A love, unconditional

I have been linked to this person since birth (she’s 10 days older than I am) and we’ve shared an intriguing bond across nearly 44 years.
But I know hardly anything about her.
And yet, I love her.
(Not in a “oh, baby, oh, baby” kind of way either; it is much deeper, on so many different levels that I can’t even begin to explain – and I’m supposed to be so good with words.)
I can go years without seeing or talking to her, but when I do, we just return to this weird lock-step pattern – like when you’re walking with friends down the street and all of a sudden realize your legs have become synchronized – and everything is interesting and alive again.
It’s old, but it’s new, too.
How love should feel.
Is it true love?
How the hell should I know?
I just know I love her on a lot of levels.
(She came over for dinner with much of my family; we spent time in the kitchen, trying to talk – but spent most of the time looking intensely into each-other’s eyes, and felt this urge to touch, to hug, to hold one-another – as people kept streaming in.

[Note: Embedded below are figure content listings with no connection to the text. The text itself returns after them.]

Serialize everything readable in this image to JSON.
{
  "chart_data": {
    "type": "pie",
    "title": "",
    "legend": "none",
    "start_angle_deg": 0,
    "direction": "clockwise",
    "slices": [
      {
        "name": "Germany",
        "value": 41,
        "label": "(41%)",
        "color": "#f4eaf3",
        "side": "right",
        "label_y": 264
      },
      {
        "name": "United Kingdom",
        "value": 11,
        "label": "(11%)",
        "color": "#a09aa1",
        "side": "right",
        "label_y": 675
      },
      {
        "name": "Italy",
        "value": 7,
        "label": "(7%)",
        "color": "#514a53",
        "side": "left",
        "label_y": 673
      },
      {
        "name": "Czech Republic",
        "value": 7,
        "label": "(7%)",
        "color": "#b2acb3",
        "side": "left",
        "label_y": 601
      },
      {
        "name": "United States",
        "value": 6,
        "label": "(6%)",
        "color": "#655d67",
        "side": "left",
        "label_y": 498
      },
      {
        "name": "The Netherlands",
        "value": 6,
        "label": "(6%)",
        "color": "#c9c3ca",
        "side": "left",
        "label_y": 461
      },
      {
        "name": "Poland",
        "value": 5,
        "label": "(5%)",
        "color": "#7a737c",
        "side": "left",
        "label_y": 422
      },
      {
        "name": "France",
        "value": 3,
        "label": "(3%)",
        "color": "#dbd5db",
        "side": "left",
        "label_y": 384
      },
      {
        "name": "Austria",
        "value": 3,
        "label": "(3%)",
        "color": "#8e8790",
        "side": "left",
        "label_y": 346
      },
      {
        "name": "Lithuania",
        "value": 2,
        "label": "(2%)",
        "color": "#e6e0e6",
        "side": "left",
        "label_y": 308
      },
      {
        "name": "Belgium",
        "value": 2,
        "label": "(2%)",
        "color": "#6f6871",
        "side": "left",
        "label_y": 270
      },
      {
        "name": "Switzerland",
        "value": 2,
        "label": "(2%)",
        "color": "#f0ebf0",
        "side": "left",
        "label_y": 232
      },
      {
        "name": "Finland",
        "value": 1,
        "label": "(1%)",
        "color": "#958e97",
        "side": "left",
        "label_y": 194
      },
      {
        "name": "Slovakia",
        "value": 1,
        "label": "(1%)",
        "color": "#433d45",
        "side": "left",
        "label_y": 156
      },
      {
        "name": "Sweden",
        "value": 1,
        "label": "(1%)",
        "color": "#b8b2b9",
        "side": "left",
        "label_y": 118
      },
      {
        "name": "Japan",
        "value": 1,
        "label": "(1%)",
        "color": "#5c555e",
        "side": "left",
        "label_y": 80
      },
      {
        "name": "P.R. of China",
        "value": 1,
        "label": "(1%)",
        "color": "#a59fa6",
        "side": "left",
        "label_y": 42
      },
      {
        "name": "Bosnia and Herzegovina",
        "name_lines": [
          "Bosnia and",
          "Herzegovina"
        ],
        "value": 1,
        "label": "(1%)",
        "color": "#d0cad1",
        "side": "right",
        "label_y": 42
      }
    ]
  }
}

She managed to grab my hand once, and wink.)
She has a marriage that is messier than mine own.
“I just don’t want to get into anything right now,” she said in the kitchen. “It’s just too hard to explain to people.”

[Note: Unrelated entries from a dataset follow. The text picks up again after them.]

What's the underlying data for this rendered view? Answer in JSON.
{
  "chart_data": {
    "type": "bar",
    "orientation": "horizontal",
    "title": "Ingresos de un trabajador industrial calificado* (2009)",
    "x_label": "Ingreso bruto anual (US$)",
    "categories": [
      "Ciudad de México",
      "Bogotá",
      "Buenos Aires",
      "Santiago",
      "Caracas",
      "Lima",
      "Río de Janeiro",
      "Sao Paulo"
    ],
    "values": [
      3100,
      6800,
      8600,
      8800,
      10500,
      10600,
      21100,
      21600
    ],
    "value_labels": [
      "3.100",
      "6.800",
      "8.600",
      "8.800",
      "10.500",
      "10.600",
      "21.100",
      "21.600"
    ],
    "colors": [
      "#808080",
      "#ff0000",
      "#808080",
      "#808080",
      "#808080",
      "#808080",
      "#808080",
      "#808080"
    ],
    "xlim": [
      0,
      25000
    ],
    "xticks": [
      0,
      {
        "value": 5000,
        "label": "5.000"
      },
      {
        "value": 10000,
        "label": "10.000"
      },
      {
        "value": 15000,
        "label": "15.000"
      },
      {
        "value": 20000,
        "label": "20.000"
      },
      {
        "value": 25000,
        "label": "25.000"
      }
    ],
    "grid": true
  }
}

“I don’t want to start anything either,” I said. “Timing is everything.”
While home, every time my cell rang, I hoped it was her. To talk. To make plans to see her cabin by the Platte River. To see her.
To be close, just for an instant.
“I can’t believe that two weeks is almost up,” she said as she gazed into my eyes. “Everything is so complicated.”

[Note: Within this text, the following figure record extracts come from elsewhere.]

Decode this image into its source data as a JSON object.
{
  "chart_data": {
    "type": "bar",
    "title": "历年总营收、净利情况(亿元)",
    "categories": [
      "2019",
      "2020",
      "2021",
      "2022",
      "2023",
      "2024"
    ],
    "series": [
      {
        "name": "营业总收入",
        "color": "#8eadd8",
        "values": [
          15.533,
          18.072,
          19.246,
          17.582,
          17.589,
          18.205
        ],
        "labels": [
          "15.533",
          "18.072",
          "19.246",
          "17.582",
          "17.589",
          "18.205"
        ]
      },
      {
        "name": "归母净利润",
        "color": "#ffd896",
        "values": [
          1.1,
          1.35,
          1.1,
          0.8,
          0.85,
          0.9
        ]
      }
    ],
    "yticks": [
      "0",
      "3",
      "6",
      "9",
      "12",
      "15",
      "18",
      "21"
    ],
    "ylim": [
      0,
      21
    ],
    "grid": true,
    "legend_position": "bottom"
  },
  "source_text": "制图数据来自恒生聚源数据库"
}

She’s got a 6-year-old son (and I had I all could handle with my 78-year-old father).
She has a husband that hasn’t touched her, held her, in years.
And she’s beautiful and strong and interesting (she cried as hard as we did at my mom’s funeral – she came to the graveside services – because of our shared experience; I was her first kiss and she was mine; she has, in a shoebox, every note and card I have ever written her; and it was my mom who was her first visitor at the hospital when her son was born).
Over the weekend, she called to check on my dad.
She cried for his trials (and sent me to tears, because she truly cares).
She’s already made plans to visit dad in the hospital.
She is a woman to love.
A woman to caress softly, to kiss roughly (when rough, animalistic kisses are called for) and to hold – so close that you can’t tell if that is your heart beating fast – or hers.
My life is in California; hers is in Nebraska.
Never say never (we did, during one of our marathon discussions, vow to hook up if when we were 60 and both single). Life is a mystery that opens slowly. Whatever happens, happens.
I am without hope or agenda, when it comes to a relationship with her. We always will remain friends – the kind of friend who can tell you hurtful, necessary things, but without the sting of anger – and that’s even better.
Because what I’ve realized since our last embrace is there is another soul on this planet who loves me unconditionally. Because it has always been.
A love that crosses both time and space.
I’m one lucky bastard.
No matter how much bullshit gets piled on this life, that life, we remained connected.
And those few stolen instances of a kiss or an embrace or just a look and a smile are elevated to something simply magical.

Comments

Skigirl said…
Why, oh why didn't you ever marry this woman years ago??
I don't think it was ever meant to be that - I think it's bigger than marriage. It just is.
Anonymous said…
That kind of a connection with somebody is a rare, beautiful and mysterious thing... something you are very lucky to have.